Got a 50" Toshiba Plasma after two weeks of researching and store shopping. 

I found the TV i wanted....Toshiba Plasma. Good reviews and since i have a 4 year old, i wanted the protected plasma glass front. With an LCD, a crayon can ruin your day.

After i found the model i wanted, i price shopped 10+ retailers.

It came down to Best Buy and HH Gregg. The salesman at best buy finally admited he was not on commision and couldnt come off the price due to that.
The salesman at HH Gregg was on commision, and knocked a $150 off, and threw in the High Def cables for free. He also gave me a 40% discount on a nice black glass front tv stand. 

THE ONLY NEGATIVE to plasma, is the real dark scenes will give you a brief digitized pattern around the edges. But the other picture qualities are very impressive for a 50" tv. 

Sporting events are fantastic!

Good luck in your search....100 people, a 100 opinions.

Make sure you got a warranty and pull the trigger.


----------



## whitworth (Apr 4, 2008)

*Great Video*

Although my brain was starting to melt down.  

I don't live in a huge home, where the television is on the other side of the river. 
I never, ever sit in the front of a movie theatre, so real big is out.  

I'll have to make sure to look for the p after the number.  Seen a number of HDTV's that look good.  I think the stores finagle with the contrast and brightness, so you don't get a perfect look.


----------



## Javelin (Apr 4, 2008)

I love my panasonic plasma as the central room tv, what I did before getting mine was have the sales guys hook differant ones up side by side to compare the picture. Plasma by far had the best picture but the biggest thing for me was the viewing angle. Although lcd's are good in there since if you get to far to the side its a bad picture,with the plasma you can stand beside the tv and look across the screen and see the whole picture. Now i have a LCD hanging on the wall at the foot of my bed that i like also it has an outstanding picture quality,but then again I am directly in front of it watching while in bed.The black color around the viewing screen is alot easier on the eyes opposed to the grey or silver that some other models have(this gives better defination)why i have all mine with a black border. But the main thing is have the sales person set them up to compare apple and oranges ------ Then you will see the differance.


----------



## pcsolutions1 (May 9, 2008)

We just bought the 42" Vizio and are very impressed with it.  We put it on the wall in our bedroom.  I have lot's of friends and customers that have them and have had great luck with them.  Great bang for the buck.


----------



## tailchaser85 (Jun 24, 2008)

dapper dan said:


> Whatever you end up buying, make sure you buy it from a wal-mart or a sams or costco. I have a 32in LCD made by Polaroid and it has a built in DVD player. I got it at walmart. Great picture and the extended warranty was cheap. I went to Best buy and couldn't find a 32LCD for the price i paid even with the warranty. I know Polaroid makes a 42in , not sure if it has the DVD player in it though.

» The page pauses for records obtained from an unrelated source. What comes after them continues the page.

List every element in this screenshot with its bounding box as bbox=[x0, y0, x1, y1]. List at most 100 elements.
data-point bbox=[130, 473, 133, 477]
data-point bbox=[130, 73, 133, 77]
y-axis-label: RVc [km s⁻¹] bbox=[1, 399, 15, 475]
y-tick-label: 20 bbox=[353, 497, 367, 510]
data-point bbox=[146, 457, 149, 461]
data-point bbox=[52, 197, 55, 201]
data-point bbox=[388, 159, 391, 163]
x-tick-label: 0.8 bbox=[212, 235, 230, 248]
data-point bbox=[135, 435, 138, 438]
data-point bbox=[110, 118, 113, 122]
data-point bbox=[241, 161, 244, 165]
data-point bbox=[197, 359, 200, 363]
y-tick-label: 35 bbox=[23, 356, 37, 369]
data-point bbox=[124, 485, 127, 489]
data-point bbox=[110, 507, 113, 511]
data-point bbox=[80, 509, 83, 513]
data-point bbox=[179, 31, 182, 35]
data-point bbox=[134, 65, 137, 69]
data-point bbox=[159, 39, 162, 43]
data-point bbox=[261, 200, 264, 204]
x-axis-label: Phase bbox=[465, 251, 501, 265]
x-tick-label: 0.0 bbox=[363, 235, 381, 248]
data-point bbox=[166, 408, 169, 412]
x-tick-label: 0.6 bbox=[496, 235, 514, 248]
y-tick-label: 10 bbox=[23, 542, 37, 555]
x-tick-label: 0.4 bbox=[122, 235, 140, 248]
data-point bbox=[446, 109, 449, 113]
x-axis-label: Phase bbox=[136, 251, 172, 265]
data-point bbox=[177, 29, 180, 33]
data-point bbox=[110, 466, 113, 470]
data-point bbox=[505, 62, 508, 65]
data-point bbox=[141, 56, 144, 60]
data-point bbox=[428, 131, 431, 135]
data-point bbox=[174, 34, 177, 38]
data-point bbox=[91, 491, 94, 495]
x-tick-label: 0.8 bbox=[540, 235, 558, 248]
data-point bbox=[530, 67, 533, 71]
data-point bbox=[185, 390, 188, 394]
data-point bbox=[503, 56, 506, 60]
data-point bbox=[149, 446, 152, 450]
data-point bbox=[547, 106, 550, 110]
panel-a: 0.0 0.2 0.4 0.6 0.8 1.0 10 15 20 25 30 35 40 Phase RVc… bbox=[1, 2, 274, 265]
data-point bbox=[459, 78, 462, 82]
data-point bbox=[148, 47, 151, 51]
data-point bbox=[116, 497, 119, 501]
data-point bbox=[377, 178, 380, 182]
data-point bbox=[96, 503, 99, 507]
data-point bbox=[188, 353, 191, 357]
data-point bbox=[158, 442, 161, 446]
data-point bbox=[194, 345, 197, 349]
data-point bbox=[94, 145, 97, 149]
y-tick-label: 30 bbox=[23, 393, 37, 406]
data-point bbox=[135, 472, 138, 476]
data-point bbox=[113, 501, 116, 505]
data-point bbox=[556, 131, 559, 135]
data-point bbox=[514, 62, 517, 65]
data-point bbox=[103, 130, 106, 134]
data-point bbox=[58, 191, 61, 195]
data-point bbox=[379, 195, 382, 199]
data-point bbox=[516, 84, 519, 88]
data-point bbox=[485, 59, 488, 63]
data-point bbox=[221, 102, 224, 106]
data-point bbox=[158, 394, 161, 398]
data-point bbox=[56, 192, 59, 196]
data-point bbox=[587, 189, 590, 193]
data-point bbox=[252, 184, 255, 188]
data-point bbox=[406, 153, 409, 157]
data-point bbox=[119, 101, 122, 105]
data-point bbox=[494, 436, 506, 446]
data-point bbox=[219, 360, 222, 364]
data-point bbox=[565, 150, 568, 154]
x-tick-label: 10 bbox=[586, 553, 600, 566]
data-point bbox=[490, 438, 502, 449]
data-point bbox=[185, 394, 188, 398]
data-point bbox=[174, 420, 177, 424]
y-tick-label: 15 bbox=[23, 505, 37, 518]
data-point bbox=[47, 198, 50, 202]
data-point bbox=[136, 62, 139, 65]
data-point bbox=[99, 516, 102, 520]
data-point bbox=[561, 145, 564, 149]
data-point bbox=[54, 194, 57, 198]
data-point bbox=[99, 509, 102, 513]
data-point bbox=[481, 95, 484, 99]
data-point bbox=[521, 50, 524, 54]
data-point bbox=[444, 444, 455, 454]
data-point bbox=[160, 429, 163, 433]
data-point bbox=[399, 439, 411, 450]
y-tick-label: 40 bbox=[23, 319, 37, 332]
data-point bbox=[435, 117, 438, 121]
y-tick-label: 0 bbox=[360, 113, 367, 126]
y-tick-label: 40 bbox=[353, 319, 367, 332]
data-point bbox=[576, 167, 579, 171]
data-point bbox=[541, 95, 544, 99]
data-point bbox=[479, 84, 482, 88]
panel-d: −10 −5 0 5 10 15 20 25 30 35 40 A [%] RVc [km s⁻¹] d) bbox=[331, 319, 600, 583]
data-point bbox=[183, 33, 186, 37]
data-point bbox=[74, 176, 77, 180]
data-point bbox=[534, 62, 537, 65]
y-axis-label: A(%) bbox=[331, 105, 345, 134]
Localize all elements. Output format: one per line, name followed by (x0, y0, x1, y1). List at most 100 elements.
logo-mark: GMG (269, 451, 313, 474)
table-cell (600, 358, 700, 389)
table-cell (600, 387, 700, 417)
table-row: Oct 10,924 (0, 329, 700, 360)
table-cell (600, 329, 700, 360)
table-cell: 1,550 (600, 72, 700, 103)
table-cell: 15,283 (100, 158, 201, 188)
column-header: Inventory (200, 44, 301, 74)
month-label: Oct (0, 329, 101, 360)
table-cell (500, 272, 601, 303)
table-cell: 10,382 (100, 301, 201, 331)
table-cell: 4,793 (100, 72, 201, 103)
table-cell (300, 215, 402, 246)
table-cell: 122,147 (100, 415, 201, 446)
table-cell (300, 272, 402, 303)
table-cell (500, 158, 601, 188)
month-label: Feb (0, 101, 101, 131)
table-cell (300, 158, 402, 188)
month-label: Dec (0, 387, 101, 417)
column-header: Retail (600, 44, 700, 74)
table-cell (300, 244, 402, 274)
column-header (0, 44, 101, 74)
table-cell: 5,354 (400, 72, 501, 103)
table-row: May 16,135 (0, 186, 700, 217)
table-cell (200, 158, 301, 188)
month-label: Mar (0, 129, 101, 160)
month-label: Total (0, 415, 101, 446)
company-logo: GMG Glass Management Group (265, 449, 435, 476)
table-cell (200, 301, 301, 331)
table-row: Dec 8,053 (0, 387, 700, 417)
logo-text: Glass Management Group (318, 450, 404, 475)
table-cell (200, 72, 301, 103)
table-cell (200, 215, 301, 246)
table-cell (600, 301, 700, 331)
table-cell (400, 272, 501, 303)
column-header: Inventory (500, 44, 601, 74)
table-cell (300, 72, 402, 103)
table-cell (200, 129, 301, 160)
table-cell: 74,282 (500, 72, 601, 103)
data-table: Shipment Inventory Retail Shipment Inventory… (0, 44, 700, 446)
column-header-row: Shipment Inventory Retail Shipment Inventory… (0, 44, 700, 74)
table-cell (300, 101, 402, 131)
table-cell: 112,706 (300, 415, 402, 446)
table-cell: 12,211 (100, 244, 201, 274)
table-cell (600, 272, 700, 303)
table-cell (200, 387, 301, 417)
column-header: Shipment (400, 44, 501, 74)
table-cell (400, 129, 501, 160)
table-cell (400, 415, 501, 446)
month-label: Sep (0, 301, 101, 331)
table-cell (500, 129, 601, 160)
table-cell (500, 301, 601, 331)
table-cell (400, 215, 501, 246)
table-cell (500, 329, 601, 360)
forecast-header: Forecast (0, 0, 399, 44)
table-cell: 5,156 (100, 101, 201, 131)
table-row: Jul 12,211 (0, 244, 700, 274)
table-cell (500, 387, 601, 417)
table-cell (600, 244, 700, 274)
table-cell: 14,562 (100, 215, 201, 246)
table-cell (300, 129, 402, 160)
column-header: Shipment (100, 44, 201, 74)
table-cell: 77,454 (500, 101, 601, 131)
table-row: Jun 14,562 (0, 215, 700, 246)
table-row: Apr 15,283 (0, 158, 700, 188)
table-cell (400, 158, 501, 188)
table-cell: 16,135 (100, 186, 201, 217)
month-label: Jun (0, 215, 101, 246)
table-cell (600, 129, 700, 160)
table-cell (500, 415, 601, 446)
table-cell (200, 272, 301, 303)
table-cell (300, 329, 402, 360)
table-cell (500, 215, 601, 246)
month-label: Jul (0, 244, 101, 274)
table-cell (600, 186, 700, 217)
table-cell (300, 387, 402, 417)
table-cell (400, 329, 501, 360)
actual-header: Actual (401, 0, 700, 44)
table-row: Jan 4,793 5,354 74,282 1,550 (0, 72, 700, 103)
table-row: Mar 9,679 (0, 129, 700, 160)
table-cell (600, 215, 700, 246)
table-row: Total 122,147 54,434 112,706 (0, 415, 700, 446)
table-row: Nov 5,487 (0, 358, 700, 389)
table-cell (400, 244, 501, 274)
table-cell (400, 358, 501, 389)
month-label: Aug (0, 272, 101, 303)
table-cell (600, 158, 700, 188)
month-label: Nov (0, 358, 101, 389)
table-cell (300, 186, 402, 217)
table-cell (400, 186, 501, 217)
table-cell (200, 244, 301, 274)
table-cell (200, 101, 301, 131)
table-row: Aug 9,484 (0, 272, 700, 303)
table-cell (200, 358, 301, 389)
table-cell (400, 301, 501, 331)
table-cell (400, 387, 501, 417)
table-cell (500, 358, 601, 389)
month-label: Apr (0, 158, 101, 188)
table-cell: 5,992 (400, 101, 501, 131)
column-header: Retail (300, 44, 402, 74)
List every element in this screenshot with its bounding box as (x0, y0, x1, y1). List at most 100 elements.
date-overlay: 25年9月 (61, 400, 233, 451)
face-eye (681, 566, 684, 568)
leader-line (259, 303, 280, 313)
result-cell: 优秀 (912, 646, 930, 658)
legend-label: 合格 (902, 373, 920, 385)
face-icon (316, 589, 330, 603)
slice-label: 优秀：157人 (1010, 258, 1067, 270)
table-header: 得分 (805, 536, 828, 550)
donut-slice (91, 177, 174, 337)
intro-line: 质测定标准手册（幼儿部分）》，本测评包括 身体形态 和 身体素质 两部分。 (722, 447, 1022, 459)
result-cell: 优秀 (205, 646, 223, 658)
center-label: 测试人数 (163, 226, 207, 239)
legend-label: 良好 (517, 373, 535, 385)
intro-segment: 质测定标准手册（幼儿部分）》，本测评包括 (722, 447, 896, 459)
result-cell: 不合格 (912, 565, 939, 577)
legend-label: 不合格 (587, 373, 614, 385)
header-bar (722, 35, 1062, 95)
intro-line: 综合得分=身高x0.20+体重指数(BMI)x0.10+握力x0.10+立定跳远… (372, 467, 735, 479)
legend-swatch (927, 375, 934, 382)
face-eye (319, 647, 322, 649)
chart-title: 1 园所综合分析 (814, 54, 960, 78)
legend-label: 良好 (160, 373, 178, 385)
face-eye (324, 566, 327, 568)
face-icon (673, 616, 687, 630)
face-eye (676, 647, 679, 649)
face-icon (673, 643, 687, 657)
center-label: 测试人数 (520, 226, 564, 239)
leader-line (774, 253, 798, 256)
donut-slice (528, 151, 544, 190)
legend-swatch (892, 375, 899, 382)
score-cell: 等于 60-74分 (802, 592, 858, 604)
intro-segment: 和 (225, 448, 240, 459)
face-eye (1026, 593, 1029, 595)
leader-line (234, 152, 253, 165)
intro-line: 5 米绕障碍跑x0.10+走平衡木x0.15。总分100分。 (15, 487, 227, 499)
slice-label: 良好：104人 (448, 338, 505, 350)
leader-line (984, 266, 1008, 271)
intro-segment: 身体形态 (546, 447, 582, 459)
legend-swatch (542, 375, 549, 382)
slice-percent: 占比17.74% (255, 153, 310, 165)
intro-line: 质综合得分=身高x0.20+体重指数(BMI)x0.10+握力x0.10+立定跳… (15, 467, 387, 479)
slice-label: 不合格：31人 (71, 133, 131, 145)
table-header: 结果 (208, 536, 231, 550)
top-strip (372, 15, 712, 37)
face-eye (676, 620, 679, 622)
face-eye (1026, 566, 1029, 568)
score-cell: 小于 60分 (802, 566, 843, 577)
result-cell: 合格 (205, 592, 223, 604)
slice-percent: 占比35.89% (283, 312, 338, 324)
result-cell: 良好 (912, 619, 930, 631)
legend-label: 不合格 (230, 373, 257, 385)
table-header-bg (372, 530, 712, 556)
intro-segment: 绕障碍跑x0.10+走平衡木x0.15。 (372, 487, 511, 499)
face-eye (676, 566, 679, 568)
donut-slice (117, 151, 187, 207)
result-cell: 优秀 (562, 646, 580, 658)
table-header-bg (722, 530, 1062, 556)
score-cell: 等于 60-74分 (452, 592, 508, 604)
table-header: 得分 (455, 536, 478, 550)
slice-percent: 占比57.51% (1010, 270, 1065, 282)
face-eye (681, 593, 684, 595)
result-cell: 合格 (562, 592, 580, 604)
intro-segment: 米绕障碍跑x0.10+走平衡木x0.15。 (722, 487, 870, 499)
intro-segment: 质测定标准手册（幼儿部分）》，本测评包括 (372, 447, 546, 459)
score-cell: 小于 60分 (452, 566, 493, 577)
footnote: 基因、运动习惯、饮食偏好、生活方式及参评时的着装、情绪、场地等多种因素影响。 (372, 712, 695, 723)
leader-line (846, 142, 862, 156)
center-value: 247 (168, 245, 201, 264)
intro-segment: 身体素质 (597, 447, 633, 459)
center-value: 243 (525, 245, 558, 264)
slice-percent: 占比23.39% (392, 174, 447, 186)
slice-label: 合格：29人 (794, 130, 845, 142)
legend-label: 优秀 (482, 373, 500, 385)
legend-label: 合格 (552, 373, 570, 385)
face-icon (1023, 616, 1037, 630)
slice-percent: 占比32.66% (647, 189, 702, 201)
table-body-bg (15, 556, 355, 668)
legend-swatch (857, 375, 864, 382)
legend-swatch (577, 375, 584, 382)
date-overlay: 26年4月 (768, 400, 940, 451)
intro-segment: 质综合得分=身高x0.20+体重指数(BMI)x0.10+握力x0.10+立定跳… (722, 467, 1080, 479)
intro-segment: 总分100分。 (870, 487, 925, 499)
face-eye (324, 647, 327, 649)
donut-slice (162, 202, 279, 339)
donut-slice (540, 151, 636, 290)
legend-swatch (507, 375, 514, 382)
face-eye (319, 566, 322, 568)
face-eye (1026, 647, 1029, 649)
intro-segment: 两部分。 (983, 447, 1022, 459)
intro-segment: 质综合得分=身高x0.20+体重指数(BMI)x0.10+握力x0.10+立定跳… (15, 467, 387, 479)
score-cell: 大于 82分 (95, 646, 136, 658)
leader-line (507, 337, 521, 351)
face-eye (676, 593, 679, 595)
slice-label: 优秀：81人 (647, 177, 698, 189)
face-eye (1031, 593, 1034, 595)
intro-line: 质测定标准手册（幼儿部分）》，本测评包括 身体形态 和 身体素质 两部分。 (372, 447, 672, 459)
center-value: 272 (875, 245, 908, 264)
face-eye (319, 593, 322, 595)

I have a 42 inch Polaroid and love it. The wife and I got it for Christmas from my parents and we have not had a problem with it at all. Ours did not come with the built-in DVD player though.


----------



## JeffC3030 (Jun 29, 2008)

I have owned a Vizio 42" for about a year now. Bought at Walmart. Love it!!


----------



## widgethead (Jul 20, 2008)

I bought a 52" LCD 1080p Samsung and love it. I hooked my 
Blu-ray to it and the picture is awesome. It does give off alot of heat from the cooling fans in the back. I have a 20" LCD mounted in the kitchen also. The viewing angles are better than plasmas to me. They also don't have a glare off of them. I do reccommend go 1080p as 720p is becoming outdated.


----------